Time was when no self-respecting, aspiring US household would be complete without the tower of gizmos like amplifiers, radios and CD players, even turntables, replete with a tangle of wires in the back.
CD sales have suffered from digital downloads
Like an altar in a shrine to music, they would stand as monuments to personal achievement.
Their technical specifications became everybody's small talk.
"Woofers", "tweeters" and "graphic equalisers" were the terms that any self-respecting coolista needed for cred.
But in the first half of this year, sales of such gadgets fell by nearly a third.
Five years ago, about a quarter of a million hi-fis were sold across America.
This year, it will be less than a tenth that number.
It's not that we're listening to less music, it's just that we're listening to it in different ways.
Turning sound into digits makes it much more available through lap-tops and every other form of computer, and virtually every new device from a phone to a personal organiser is a computer.
And DVDs play not just pictures, of course, but also digital sound.
The biggest change is the ability to download music.
Portable devices like Apple's iPod or Dell's "digital jukebox" are able to store thousands of tracks in your shirt pocket.
Forrester Research, which watches developments in technology, reckons that by 2008 one-third of music sales will come from downloads.
End of the album
This changes the physical furniture we have in our homes - out goes the tower of audio equipment - but it also might change the sort of music we listen to.

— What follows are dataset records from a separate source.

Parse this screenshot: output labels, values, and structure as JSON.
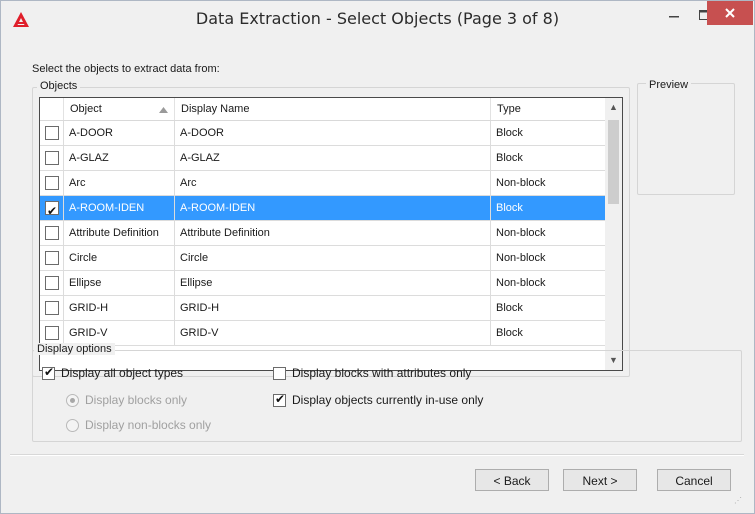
{
  "window": {
    "title": "Data Extraction - Select Objects (Page 3 of 8)",
    "icons": {
      "app": "autocad-logo-icon",
      "minimize": "minimize-icon",
      "maximize": "maximize-icon",
      "close": "close-icon"
    }
  },
  "instruction": "Select the objects to extract data from:",
  "objects_group": {
    "label": "Objects",
    "columns": {
      "object": "Object",
      "display_name": "Display Name",
      "type": "Type"
    },
    "sort_icon": "sort-ascending-icon",
    "rows": [
      {
        "checked": false,
        "object": "A-DOOR",
        "display_name": "A-DOOR",
        "type": "Block",
        "selected": false
      },
      {
        "checked": false,
        "object": "A-GLAZ",
        "display_name": "A-GLAZ",
        "type": "Block",
        "selected": false
      },
      {
        "checked": false,
        "object": "Arc",
        "display_name": "Arc",
        "type": "Non-block",
        "selected": false
      },
      {
        "checked": true,
        "object": "A-ROOM-IDEN",
        "display_name": "A-ROOM-IDEN",
        "type": "Block",
        "selected": true
      },
      {
        "checked": false,
        "object": "Attribute Definition",
        "display_name": "Attribute Definition",
        "type": "Non-block",
        "selected": false
      },
      {
        "checked": false,
        "object": "Circle",
        "display_name": "Circle",
        "type": "Non-block",
        "selected": false
      },
      {
        "checked": false,
        "object": "Ellipse",
        "display_name": "Ellipse",
        "type": "Non-block",
        "selected": false
      },
      {
        "checked": false,
        "object": "GRID-H",
        "display_name": "GRID-H",
        "type": "Block",
        "selected": false
      },
      {
        "checked": false,
        "object": "GRID-V",
        "display_name": "GRID-V",
        "type": "Block",
        "selected": false
      }
    ]
  },
  "preview": {
    "label": "Preview"
  },
  "display_options": {
    "label": "Display options",
    "all_types": {
      "label": "Display all object types",
      "checked": true
    },
    "blocks_only": {
      "label": "Display blocks only",
      "selected": true,
      "enabled": false
    },
    "nonblocks_only": {
      "label": "Display non-blocks only",
      "selected": false,
      "enabled": false
    },
    "attributes_only": {
      "label": "Display blocks with attributes only",
      "checked": false
    },
    "in_use_only": {
      "label": "Display objects currently in-use only",
      "checked": true
    }
  },
  "buttons": {
    "back": "< Back",
    "next": "Next >",
    "cancel": "Cancel"
  },
  "colors": {
    "selection": "#3399ff",
    "close": "#c75050",
    "accent": "#e01e2a"
  }
}
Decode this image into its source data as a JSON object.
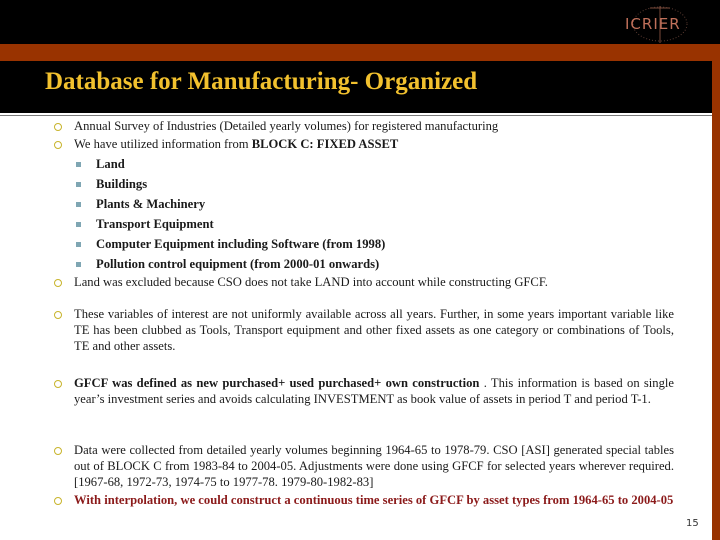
{
  "slide": {
    "title": "Database for Manufacturing- Organized",
    "logo_text": "ICRIER",
    "page_number": "15"
  },
  "bullets": [
    {
      "text": "Annual Survey of Industries (Detailed yearly volumes) for registered manufacturing"
    },
    {
      "text_prefix": "We have utilized information  from ",
      "text_bold": "BLOCK C: FIXED ASSET",
      "sub_items": [
        "Land",
        "Buildings",
        "Plants & Machinery",
        "Transport Equipment",
        "Computer Equipment including Software  (from 1998)",
        "Pollution control equipment  (from 2000-01 onwards)"
      ]
    },
    {
      "text": "Land was excluded  because CSO does not take LAND into account while constructing GFCF."
    },
    {
      "text": "These variables of interest are not uniformly available across all years.  Further, in some years important variable like TE  has been clubbed as Tools, Transport equipment and other fixed assets as one category or combinations of Tools, TE and other assets."
    },
    {
      "text_bold": "GFCF was defined as new purchased+ used purchased+ own construction",
      "text_rest": " . This information is based on single year’s investment series and avoids calculating INVESTMENT as book value of assets in period T and period T-1."
    },
    {
      "text": "Data were collected from detailed yearly volumes beginning 1964-65 to 1978-79. CSO [ASI] generated special tables out of BLOCK C from 1983-84 to 2004-05.  Adjustments were done using GFCF for selected years wherever required.[1967-68, 1972-73, 1974-75 to 1977-78. 1979-80-1982-83]"
    },
    {
      "text": "With interpolation, we could construct a continuous time series  of GFCF by asset types from 1964-65 to 2004-05"
    }
  ],
  "colors": {
    "title": "#f2c12e",
    "accent_bar": "#993300",
    "bullet_ring": "#c8b42c",
    "sub_bullet": "#7fa6b3",
    "highlight_text": "#8b1a1a"
  }
}
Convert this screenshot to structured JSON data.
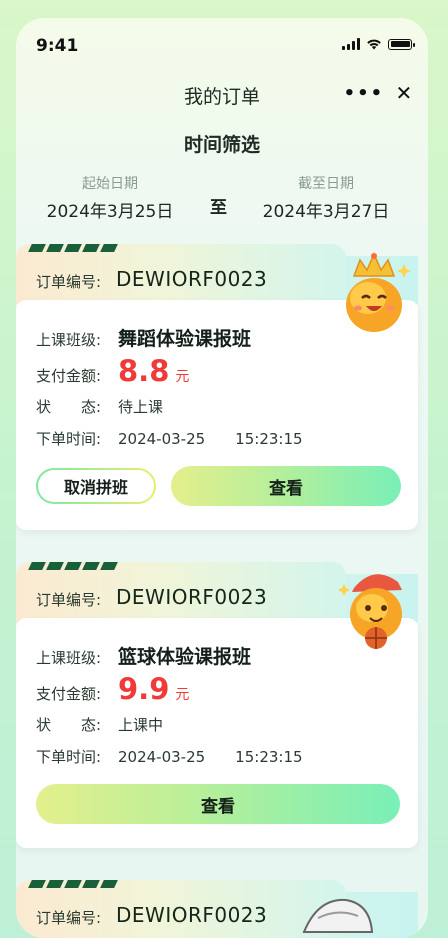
{
  "status_bar": {
    "time": "9:41"
  },
  "nav": {
    "title": "我的订单",
    "more_icon": "more-dots-icon",
    "close_icon": "close-icon"
  },
  "filter": {
    "title": "时间筛选",
    "start_label": "起始日期",
    "start_value": "2024年3月25日",
    "separator": "至",
    "end_label": "截至日期",
    "end_value": "2024年3月27日"
  },
  "orders": [
    {
      "no_label": "订单编号:",
      "no": "DEWIORF0023",
      "class_label": "上课班级:",
      "class_name": "舞蹈体验课报班",
      "amount_label": "支付金额:",
      "amount": "8.8",
      "unit": "元",
      "status_label": "状　　态:",
      "status": "待上课",
      "time_label": "下单时间:",
      "time": "2024-03-25  15:23:15",
      "cancel_label": "取消拼班",
      "view_label": "查看"
    },
    {
      "no_label": "订单编号:",
      "no": "DEWIORF0023",
      "class_label": "上课班级:",
      "class_name": "篮球体验课报班",
      "amount_label": "支付金额:",
      "amount": "9.9",
      "unit": "元",
      "status_label": "状　　态:",
      "status": "上课中",
      "time_label": "下单时间:",
      "time": "2024-03-25  15:23:15",
      "view_label": "查看"
    },
    {
      "no_label": "订单编号:",
      "no": "DEWIORF0023"
    }
  ],
  "colors": {
    "price": "#f03a3a",
    "stripe": "#19603a"
  }
}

Does downloading kill the album?
Albums could become less important in the future
The advent of LPs in the 1950s created the album as a concept.
Songs were combined in a particular order.
The combination of music and the art-work on the cover were important parts of the creative process.
But downloading makes the track paramount.
People create their own albums with a variety of tracks, sometimes from diverse genres.
With vinyl, the cost of producing an album wasn't that much higher than the cost of producing a single, but the price charged could be much higher.
It may be that the new technology re-asserts the primacy of the single.
It may also mean that instead of bands closeting themselves in country houses for months, brain-storming to create their next, eagerly-awaited album, they can write singles which are released on the internet virtually immediately.
The process becomes one of continuous release rather than a single big event.
One drawback of the new, downloading technology is that it doesn't offer customers much to read or hold in their hands.
There was something about lovingly pulling that album off the bedroom shelf in your teens, and sliding out the vinyl, smoothing the cover with your hand and gazing at the art-work.
Owning a record became part of growing up, and the continued ownership of certain albums held a strong nostalgic appeal throughout adulthood.
The industry is working on how to combine instant downloading technology with long-lasting physical ownership, but it's hard to see how the two can be combined.
Changing the industry
This revolution driven by technology is not only transforming our homes, but also the structure of the music business.
The industry, though, has long been notoriously slow to embrace new ways.
It thought, for example, that radio would cut its sales of records (in fact, it did the opposite).
It is now belatedly embracing on-line sales (after seeing sales of CDs slump because of free downloads).
But the acceptance has been reluctant and late.
And as the companies rush to catch up, some of them will fall by the way.
Mergers are increasingly the order of the day.